Здесь певец взял особенно высоко и тоскливо, и Пархоменко в знак внимания поднял кверху палец. Ламычев кивнул головой и замолчал. Певец пел про лунный вечер, и тотчас Пархоменко вспомнил вчерашний вечер с таким особенно душным и низким небом, что до него, казалось, можно было достать рукой. Шипящий, весь излатанный, простреленный паровоз мчал к Царицыну. Машинисту было сказано, что Пархоменко должен прибыть к Сталину в одиннадцать часов ночи. По линии все уже знали, что Ворошилов освободил мартыновцев, и машинист паровоза радость свою выразил весьма кратко: «Мартыновцев мы доставим, а вот Шевкоплясов пусть рядом бежит». Поминутно, беспокоясь за жизнь своего пассажира, машинист выглядывал из будки и смотрел на путь, тревожно восклицая: «А там не враг ли стоит?» — и в Царицын приехали точно в одиннадцать. Но Сталина в Военном совете застать не удалось — он уехал в арсенал. Однако и в арсенале его не было — оказалось, он только что уехал на фортификационные работы, или, попросту говоря, в окопы. Приехал товарищ из Военного совета, передал Пархоменко, что устраненные вчера и позавчера специалисты из ликвидированного СКВО желают — и с подозрительной торопливостью — попасть на северные участки царицынского фронта.
А по мнению Военного совета, специалистам этим нечего делать ни в Царицыне, ни на северных участках, и так как нет пока оснований привлекать их к суду, то Пархоменко поручается устроить им безопасное местожительство где-нибудь по его усмотрению.

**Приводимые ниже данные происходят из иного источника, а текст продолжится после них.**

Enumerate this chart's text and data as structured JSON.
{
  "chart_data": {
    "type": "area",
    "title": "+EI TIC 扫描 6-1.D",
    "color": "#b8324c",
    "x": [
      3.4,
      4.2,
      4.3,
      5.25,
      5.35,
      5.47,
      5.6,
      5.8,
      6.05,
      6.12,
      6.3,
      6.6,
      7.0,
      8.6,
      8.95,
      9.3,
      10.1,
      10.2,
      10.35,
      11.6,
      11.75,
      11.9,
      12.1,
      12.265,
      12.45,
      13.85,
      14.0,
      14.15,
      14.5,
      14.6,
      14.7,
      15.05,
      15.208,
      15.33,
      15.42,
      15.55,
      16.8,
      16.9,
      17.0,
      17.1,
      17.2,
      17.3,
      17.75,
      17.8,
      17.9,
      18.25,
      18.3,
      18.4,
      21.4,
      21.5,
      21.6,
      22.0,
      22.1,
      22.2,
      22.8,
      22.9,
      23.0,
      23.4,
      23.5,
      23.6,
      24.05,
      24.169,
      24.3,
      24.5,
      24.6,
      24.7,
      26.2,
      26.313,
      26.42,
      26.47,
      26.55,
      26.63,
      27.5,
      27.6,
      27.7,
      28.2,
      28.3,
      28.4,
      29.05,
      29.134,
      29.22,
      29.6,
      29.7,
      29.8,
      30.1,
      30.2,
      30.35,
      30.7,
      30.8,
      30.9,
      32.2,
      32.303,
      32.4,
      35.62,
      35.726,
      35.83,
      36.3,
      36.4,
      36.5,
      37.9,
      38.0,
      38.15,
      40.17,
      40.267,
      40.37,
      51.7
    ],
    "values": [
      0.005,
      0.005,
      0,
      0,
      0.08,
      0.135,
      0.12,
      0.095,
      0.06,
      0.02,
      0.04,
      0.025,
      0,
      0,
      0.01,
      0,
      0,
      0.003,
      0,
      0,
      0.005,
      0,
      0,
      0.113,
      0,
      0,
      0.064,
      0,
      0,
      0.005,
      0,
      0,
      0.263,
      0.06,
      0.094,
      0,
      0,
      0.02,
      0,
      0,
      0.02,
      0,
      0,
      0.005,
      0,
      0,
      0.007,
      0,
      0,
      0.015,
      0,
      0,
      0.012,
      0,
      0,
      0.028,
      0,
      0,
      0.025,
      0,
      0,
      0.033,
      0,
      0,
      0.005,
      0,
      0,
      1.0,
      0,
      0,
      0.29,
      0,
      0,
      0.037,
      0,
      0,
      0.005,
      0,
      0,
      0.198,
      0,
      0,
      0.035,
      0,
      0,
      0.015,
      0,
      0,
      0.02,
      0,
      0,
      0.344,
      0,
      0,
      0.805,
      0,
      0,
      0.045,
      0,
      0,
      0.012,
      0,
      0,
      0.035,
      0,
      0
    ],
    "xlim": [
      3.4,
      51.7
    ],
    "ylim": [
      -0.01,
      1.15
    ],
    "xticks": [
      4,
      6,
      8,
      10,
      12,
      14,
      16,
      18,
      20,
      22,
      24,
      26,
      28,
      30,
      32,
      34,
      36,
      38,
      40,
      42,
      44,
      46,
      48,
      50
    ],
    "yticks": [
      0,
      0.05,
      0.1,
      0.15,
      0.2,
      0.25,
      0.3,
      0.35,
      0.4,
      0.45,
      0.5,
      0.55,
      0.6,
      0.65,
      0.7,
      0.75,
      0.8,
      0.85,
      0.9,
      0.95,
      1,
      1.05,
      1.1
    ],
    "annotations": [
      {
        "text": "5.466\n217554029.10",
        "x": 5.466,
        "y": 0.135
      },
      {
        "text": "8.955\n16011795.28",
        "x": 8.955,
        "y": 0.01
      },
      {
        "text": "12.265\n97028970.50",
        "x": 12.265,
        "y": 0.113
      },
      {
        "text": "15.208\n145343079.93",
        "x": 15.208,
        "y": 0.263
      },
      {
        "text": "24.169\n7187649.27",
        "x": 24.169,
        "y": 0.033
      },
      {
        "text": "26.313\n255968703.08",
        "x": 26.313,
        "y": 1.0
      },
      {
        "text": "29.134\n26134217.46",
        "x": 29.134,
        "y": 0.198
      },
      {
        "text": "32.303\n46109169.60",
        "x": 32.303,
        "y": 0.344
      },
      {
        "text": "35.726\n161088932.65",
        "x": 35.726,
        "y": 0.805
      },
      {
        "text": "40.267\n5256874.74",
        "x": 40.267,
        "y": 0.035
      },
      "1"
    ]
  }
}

Пархоменко вернулся в Военный совет. Он собрал специалистов, сказал им краткое напутственное слово о пользе проживания в Нижнем-Новгороде, подписал им пропуска и сам поехал на пристань посмотреть, как их будут грузить на буксирный пароход, увозивший баржу с хлебом. Он испытал большое удовольствие, когда пароход подал последний свисток. «Не вся болезнь, а все-таки здоровью прибыль», подумал он, слушая удаляющиеся возгласы вахтенного, мерившего глубину переката…
Ламычев, видимо, думал о другом. Сквозь ставни на него ложились розовые полосы света, похожие на те длинные бахромистые конфеты, которые продают на ярмарках по копейке штука. Ароматная степная пыль зыбкими леопардовыми пятнами вставала с его плеч, когда он шевелился. Он слушал песню, широко раскрыв голубые ясные глаза, должно быть сильно растроганный. Когда певец оборвал песню, Ламычев внимательно поглядел на своего друга. Пархоменко всегда стеснялся, когда при нем кто-либо говорил о своих семейных делах. Он краснел, глядя куда-то в сторону, и старался перевести разговор на что-нибудь другое. Так и тут: он взял в руки нож и стал резать арбуз.
— Лишняя тяжесть! Какая ни есть жара, а все-таки созреть ему в это время не положено.